"Sungguh memalukan," seru It Ceng Totiang dengan nada kecewa, "yang menjadi biang keladi dari penghianatan itu tak lain adalah suteku sendiri, It Bing."
"Ah, bagaimana mungkin, locianpwe?" teriak Siau Lo-seng, "bukankah It Bing cianpwe bersama Bu-tong Sam-siu bertapa di ruang Ceng-siu-tian? Bagaimana dia dapat mengadakan hubungan dengan pihak luar?"

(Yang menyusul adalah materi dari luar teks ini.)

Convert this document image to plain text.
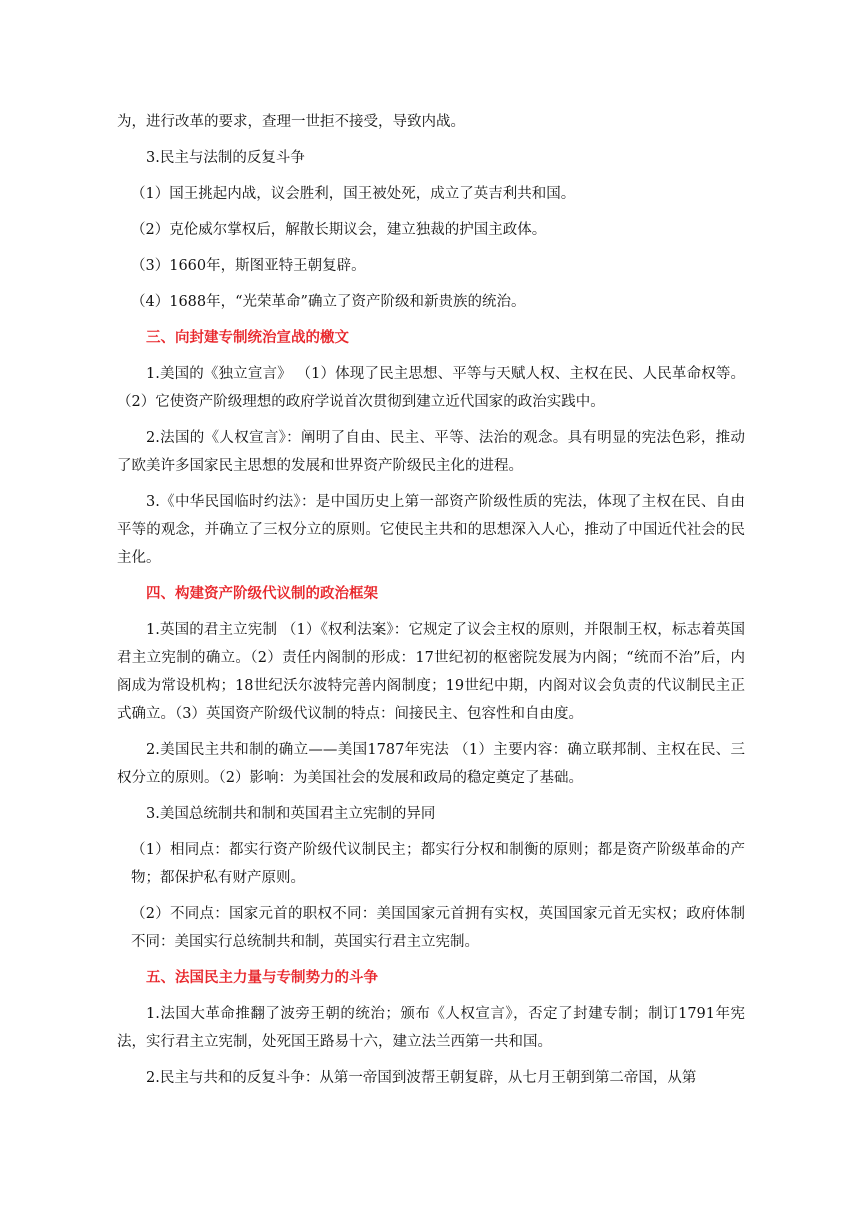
为，进行改革的要求，查理一世拒不接受，导致内战。

3.民主与法制的反复斗争

（1）国王挑起内战，议会胜利，国王被处死，成立了英吉利共和国。

（2）克伦威尔掌权后，解散长期议会，建立独裁的护国主政体。

（3）1660年，斯图亚特王朝复辟。

（4）1688年，“光荣革命”确立了资产阶级和新贵族的统治。

三、向封建专制统治宣战的檄文

1.美国的《独立宣言》 （1）体现了民主思想、平等与天赋人权、主权在民、人民革命权等。（2）它使资产阶级理想的政府学说首次贯彻到建立近代国家的政治实践中。

2.法国的《人权宣言》：阐明了自由、民主、平等、法治的观念。具有明显的宪法色彩，推动了欧美许多国家民主思想的发展和世界资产阶级民主化的进程。

3.《中华民国临时约法》：是中国历史上第一部资产阶级性质的宪法，体现了主权在民、自由平等的观念，并确立了三权分立的原则。它使民主共和的思想深入人心，推动了中国近代社会的民主化。

四、构建资产阶级代议制的政治框架

1.英国的君主立宪制 （1）《权利法案》：它规定了议会主权的原则，并限制王权，标志着英国君主立宪制的确立。（2）责任内阁制的形成：17世纪初的枢密院发展为内阁；“统而不治”后，内阁成为常设机构；18世纪沃尔波特完善内阁制度；19世纪中期，内阁对议会负责的代议制民主正式确立。（3）英国资产阶级代议制的特点：间接民主、包容性和自由度。

2.美国民主共和制的确立——美国1787年宪法 （1）主要内容：确立联邦制、主权在民、三权分立的原则。（2）影响：为美国社会的发展和政局的稳定奠定了基础。

3.美国总统制共和制和英国君主立宪制的异同

（1）相同点：都实行资产阶级代议制民主；都实行分权和制衡的原则；都是资产阶级革命的产物；都保护私有财产原则。

（2）不同点：国家元首的职权不同：美国国家元首拥有实权，英国国家元首无实权；政府体制不同：美国实行总统制共和制，英国实行君主立宪制。

五、法国民主力量与专制势力的斗争

1.法国大革命推翻了波旁王朝的统治；颁布《人权宣言》，否定了封建专制；制订1791年宪法，实行君主立宪制，处死国王路易十六，建立法兰西第一共和国。

2.民主与共和的反复斗争：从第一帝国到波帮王朝复辟，从七月王朝到第二帝国，从第
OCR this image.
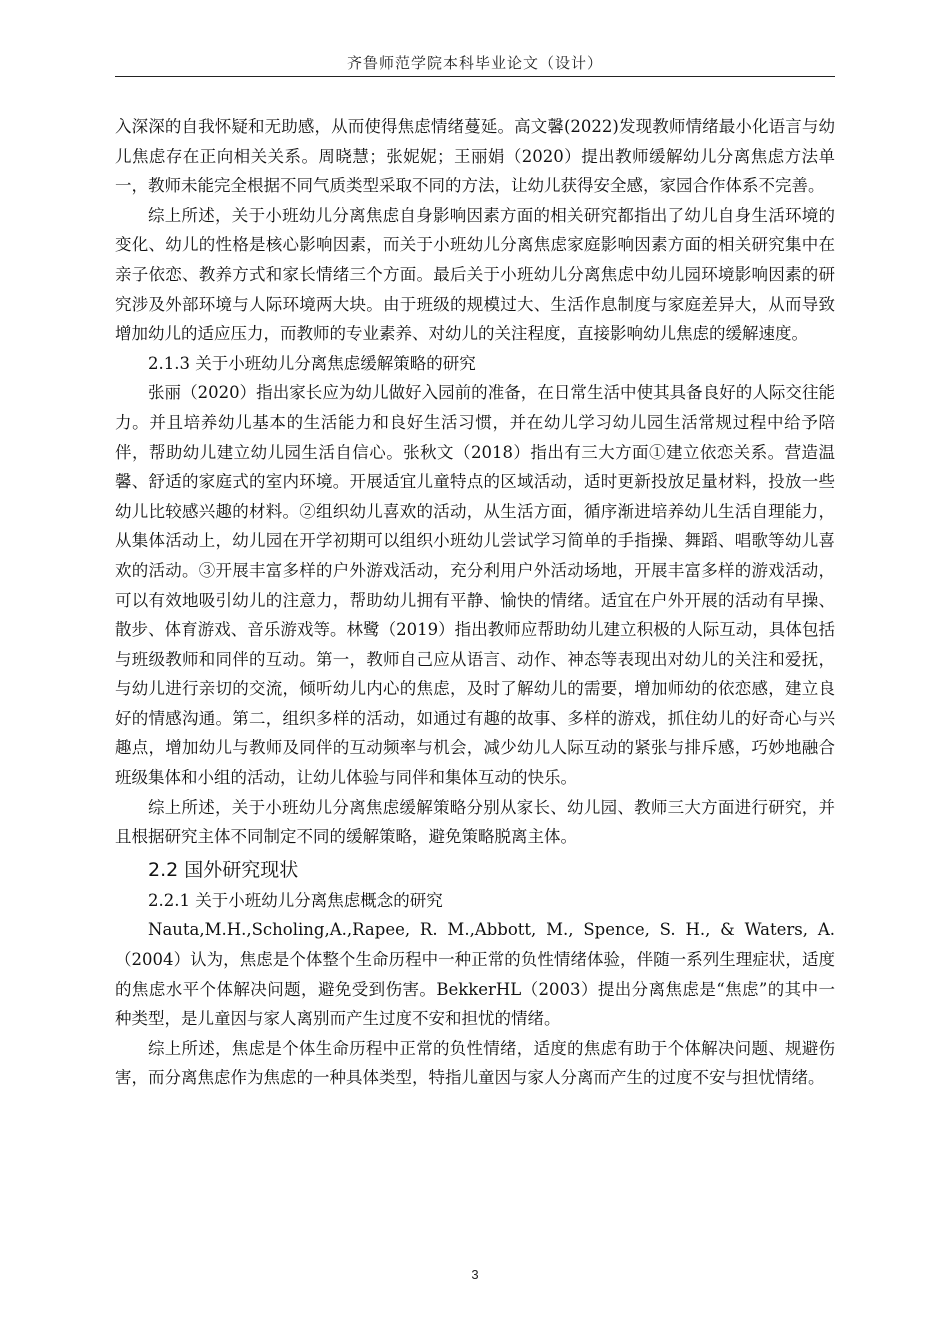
齐鲁师范学院本科毕业论文（设计）

入深深的自我怀疑和无助感，从而使得焦虑情绪蔓延。高文馨(2022)发现教师情绪最小化语言与幼儿焦虑存在正向相关关系。周晓慧；张妮妮；王丽娟（2020）提出教师缓解幼儿分离焦虑方法单一，教师未能完全根据不同气质类型采取不同的方法，让幼儿获得安全感，家园合作体系不完善。

综上所述，关于小班幼儿分离焦虑自身影响因素方面的相关研究都指出了幼儿自身生活环境的变化、幼儿的性格是核心影响因素，而关于小班幼儿分离焦虑家庭影响因素方面的相关研究集中在亲子依恋、教养方式和家长情绪三个方面。最后关于小班幼儿分离焦虑中幼儿园环境影响因素的研究涉及外部环境与人际环境两大块。由于班级的规模过大、生活作息制度与家庭差异大，从而导致增加幼儿的适应压力，而教师的专业素养、对幼儿的关注程度，直接影响幼儿焦虑的缓解速度。

2.1.3 关于小班幼儿分离焦虑缓解策略的研究

张丽（2020）指出家长应为幼儿做好入园前的准备，在日常生活中使其具备良好的人际交往能力。并且培养幼儿基本的生活能力和良好生活习惯，并在幼儿学习幼儿园生活常规过程中给予陪伴，帮助幼儿建立幼儿园生活自信心。张秋文（2018）指出有三大方面①建立依恋关系。营造温馨、舒适的家庭式的室内环境。开展适宜儿童特点的区域活动，适时更新投放足量材料，投放一些幼儿比较感兴趣的材料。②组织幼儿喜欢的活动，从生活方面，循序渐进培养幼儿生活自理能力，从集体活动上，幼儿园在开学初期可以组织小班幼儿尝试学习简单的手指操、舞蹈、唱歌等幼儿喜欢的活动。③开展丰富多样的户外游戏活动，充分利用户外活动场地，开展丰富多样的游戏活动，可以有效地吸引幼儿的注意力，帮助幼儿拥有平静、愉快的情绪。适宜在户外开展的活动有早操、散步、体育游戏、音乐游戏等。林鹭（2019）指出教师应帮助幼儿建立积极的人际互动，具体包括与班级教师和同伴的互动。第一，教师自己应从语言、动作、神态等表现出对幼儿的关注和爱抚，与幼儿进行亲切的交流，倾听幼儿内心的焦虑，及时了解幼儿的需要，增加师幼的依恋感，建立良好的情感沟通。第二，组织多样的活动，如通过有趣的故事、多样的游戏，抓住幼儿的好奇心与兴趣点，增加幼儿与教师及同伴的互动频率与机会，减少幼儿人际互动的紧张与排斥感，巧妙地融合班级集体和小组的活动，让幼儿体验与同伴和集体互动的快乐。

综上所述，关于小班幼儿分离焦虑缓解策略分别从家长、幼儿园、教师三大方面进行研究，并且根据研究主体不同制定不同的缓解策略，避免策略脱离主体。

2.2 国外研究现状

2.2.1 关于小班幼儿分离焦虑概念的研究

Nauta,M.H.,Scholing,A.,Rapee, R. M.,Abbott, M., Spence, S. H., & Waters, A.（2004）认为，焦虑是个体整个生命历程中一种正常的负性情绪体验，伴随一系列生理症状，适度的焦虑水平个体解决问题，避免受到伤害。BekkerHL（2003）提出分离焦虑是“焦虑”的其中一种类型，是儿童因与家人离别而产生过度不安和担忧的情绪。

综上所述，焦虑是个体生命历程中正常的负性情绪，适度的焦虑有助于个体解决问题、规避伤害，而分离焦虑作为焦虑的一种具体类型，特指儿童因与家人分离而产生的过度不安与担忧情绪。

3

"Di situlah letak kuncinya," kata It Ceng Totiang, "It Bing Totiang yang aseli sudah meninggalkan Bu-tong-san sejak limapuluh tahun yang lalu. Dia meninggalkan seorang It Bing Totiang palsu untuk menyelundup dan ikut kami bertapa selama empatpuluh tahun. Sedang It Beng yang sungguh, telah melakukan kejahatan di luar, menimbulkan huru hara dan membahayakan dunia persilatan......."
"Benarkah itu?" masih Siau Lo-seng agak kurang percaya, "masakan locianpwe tak dapat mengenali sute sendiri."

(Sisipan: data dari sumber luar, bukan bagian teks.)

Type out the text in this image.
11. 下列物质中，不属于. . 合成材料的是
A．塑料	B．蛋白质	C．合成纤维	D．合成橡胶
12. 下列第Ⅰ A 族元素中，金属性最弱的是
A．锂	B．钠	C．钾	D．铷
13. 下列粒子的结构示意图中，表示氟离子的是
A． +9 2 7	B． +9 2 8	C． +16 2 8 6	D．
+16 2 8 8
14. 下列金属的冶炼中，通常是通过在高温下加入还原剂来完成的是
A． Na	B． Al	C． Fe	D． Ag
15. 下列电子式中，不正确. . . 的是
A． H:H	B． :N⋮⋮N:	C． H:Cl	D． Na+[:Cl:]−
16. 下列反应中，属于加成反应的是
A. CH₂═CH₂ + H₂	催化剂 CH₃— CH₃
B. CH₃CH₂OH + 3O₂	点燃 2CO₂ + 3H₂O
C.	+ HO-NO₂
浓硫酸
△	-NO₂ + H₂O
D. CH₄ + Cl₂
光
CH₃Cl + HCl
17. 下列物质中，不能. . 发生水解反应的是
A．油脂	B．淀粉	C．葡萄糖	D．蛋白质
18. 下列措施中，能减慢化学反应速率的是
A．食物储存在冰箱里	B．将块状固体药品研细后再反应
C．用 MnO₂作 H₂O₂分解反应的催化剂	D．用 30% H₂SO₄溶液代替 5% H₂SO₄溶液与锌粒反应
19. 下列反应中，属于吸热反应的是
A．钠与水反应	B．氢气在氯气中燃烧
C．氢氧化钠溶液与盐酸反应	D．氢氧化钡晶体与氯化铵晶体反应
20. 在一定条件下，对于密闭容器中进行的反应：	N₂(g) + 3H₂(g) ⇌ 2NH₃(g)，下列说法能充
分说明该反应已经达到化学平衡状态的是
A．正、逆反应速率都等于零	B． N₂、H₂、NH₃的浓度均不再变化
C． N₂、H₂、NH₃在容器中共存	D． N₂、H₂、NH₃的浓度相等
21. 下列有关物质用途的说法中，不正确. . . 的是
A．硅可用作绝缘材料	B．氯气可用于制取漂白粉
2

It Ceng totiang menggeram.
"Panjang sekali ceritanya. Limapuluh tahun yang lalu," imam tua itu mulai bercerita, "pada saat suhuku Thian Le Cinjin menyerahkan kedudukan Ciang-bun (ketua) kepadaku, diapun telah menerima seorang murid baru. Seorang pemuda orang biasa yang terkenal namanya sebagai Cian-bin-poa-an. Kala itu aku sudah seorang pertengahan umur sedang dia baru seorang pemuda yang berumur duapuluh tahun. Karena dia memang berbakat bagus dan amat cerdas, dia telah disayang suhu dan suhu sendirilah yang menurunkan pelajaran kepadanya."
It Ceng Totiang berhenti sejenak untuk mengambil napas.
"Cian-bin-poa-an itu apakah bukan Cian-bin-poa-an Kho Ing-ti yang pada limapuluh tahun berselang menjadi pasangan dari Siang-hoa-liong-li Pui Siu-li dan digelari sebagai sepasang pendekar nomor satu di dunia?" Siau Lo-seng menyeletuk.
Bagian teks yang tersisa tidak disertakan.